L'importance du dialogue social pour la compétitivité illustre bien les rapports réciproques des progrès économique et social. Nous ne pouvons pas renouer avec le fordisme en économie ouverte, mais nous devons insuffler une nouvelle dynamique qui marie ces deux composantes du progrès.
La polyactivité s'est répandue depuis l'instauration des 35 heures, celles-ci ne nous ayant pas entraînés dans la société du loisir ; en effet, beaucoup de Français ont cumulé les activités : ainsi, 50 % des auto-entrepreneurs ont un emploi complémentaire. Le temps partiel a bien entendu favorisé le développement de cette multiplicité d'activités. Ce phénomène est porteur de fragmentation et de déstabilisation sociales, et il convient donc d'y être attentif.
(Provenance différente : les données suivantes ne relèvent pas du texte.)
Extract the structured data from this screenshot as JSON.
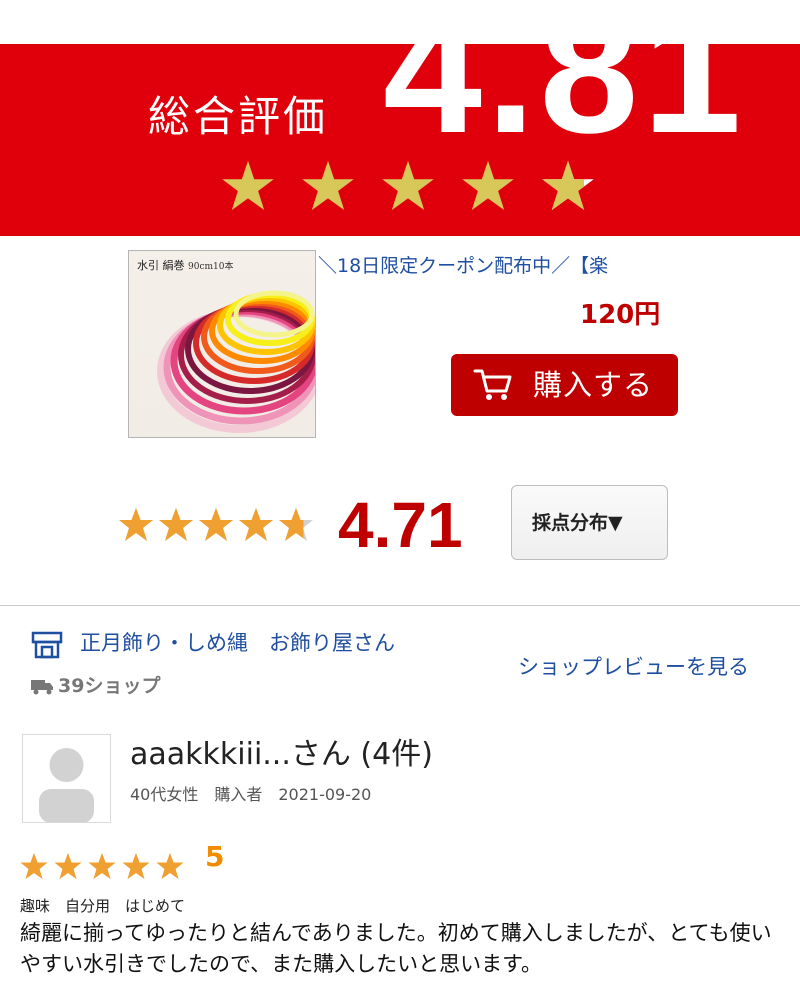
{
  "banner": {
    "label": "総合評価",
    "score": "4.81",
    "star_rating": 4.81,
    "star_color": "#d8c85a",
    "background": "#e0000c"
  },
  "product": {
    "image_caption_main": "水引 絹巻",
    "image_caption_sub": "90cm10本",
    "title": "＼18日限定クーポン配布中／【楽",
    "price": "120円",
    "buy_button_label": "購入する",
    "buy_button_icon": "cart-icon"
  },
  "rating": {
    "average": "4.71",
    "star_rating": 4.71,
    "distribution_button_label": "採点分布▼"
  },
  "shop": {
    "icon": "shop-icon",
    "name": "正月飾り・しめ縄　お飾り屋さん",
    "badge_icon": "truck-icon",
    "badge": "39ショップ",
    "review_link": "ショップレビューを見る"
  },
  "review": {
    "reviewer_name": "aaakkkiii...さん (4件)",
    "reviewer_meta": "40代女性　購入者　2021-09-20",
    "star_rating": 5,
    "score": "5",
    "tags": "趣味　自分用　はじめて",
    "body": "綺麗に揃ってゆったりと結んでありました。初めて購入しましたが、とても使いやすい水引きでしたので、また購入したいと思います。"
  }
}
Le temps est fini où les jeunes pouvaient se dire qu'ils passeraient toute leur vie en CDI dans la même entreprise avant de prendre leur retraite à 60 ans. Nous ne pouvons plus élaborer notre politique sur ce fondement et devons adapter nos dispositifs à une vie professionnelle plus longue et se déployant dans un monde plus incertain, afin de réduire les incertitudes du début de la vie professionnelle, qui peuvent durer dix ans. Les femmes soumises au temps fractionné – encore plus dur que le temps partiel – ont bénéficié de la disposition relative au plancher de 24 heures de travail hebdomadaire créé par la loi de juin 2013, même si tous les métiers ne peuvent pas appliquer cette mesure, et que des accords majoritaires de branche peuvent y déroger. Cependant, la loi oblige opportunément les partenaires sociaux qui veulent y déroger à se pencher sur cette question.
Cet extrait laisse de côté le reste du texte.